Em dicionariodegeneros.com.br, parceria do Afroreggae com a agência Artplan, foi montado um conteúdo multimídia e colaborativo que difere questões de gênero e de sexualidade. Os verbetes foram escritos por quem se define fora do padrão, como uma maneira de dar voz a quem, até então, era marginalizado socialmente por não se encaixar em um estereótipo preconcebido pela sociedade.

Duas perguntas // João Jardim  
Os trans enfrentam preconceito até mesmo no meio LGBT. Como trabalhar com temática tão sensível e urgente?

Precisei estudar e me preparar para fazer a série. Esse patrulhamento que existe dentro do próprio meio trans e LGBT é muito forte, de dizer que você não é trans porque não mudou o corpo. O que a tentamos mostrar, por isso o nome da série, é que as pessoas precisam de liberdade de se identificar com aquilo que elas mais se apropriam e são, não precisam seguir nenhum rótulo.

Qual recorte que fez nos casos escolhidos para a produção?

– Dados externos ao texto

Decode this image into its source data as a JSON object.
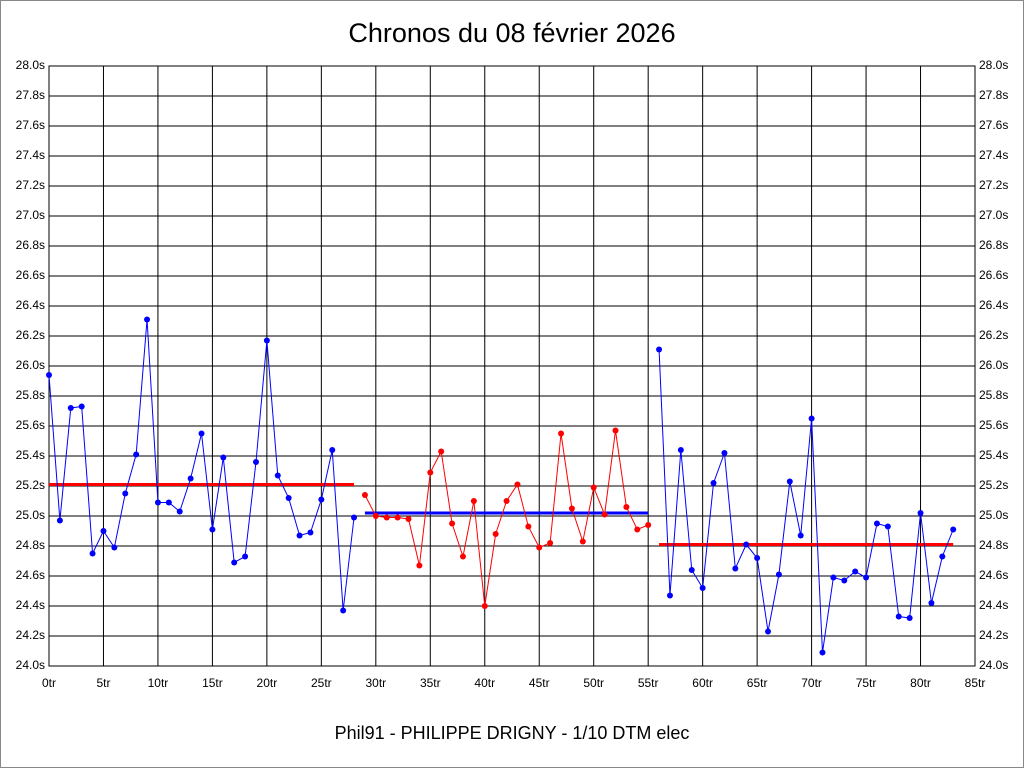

Temos casos que são mais duros, mas procuramos por um olhar diferenciado, trazer pessoas que conseguiram superar as dificuldades e serem aceitas. Uma questão grave é a da empregabilidade dos transgêneros, ainda muito baixa. Amanda fala, no episódio, que só poderia trabalhar em telemarketing. Elas têm pouca oportunidade de trabalho. Tentemos mostrar que é possível ter uma vida normal. Não escolhi, por exemplo, personagens que tenha sofrido violência física, pelo contrário. Elas têm orgulho e falam que foi difícil, sofreram muitas humilhações, mas que isso as fizeram mais fortes.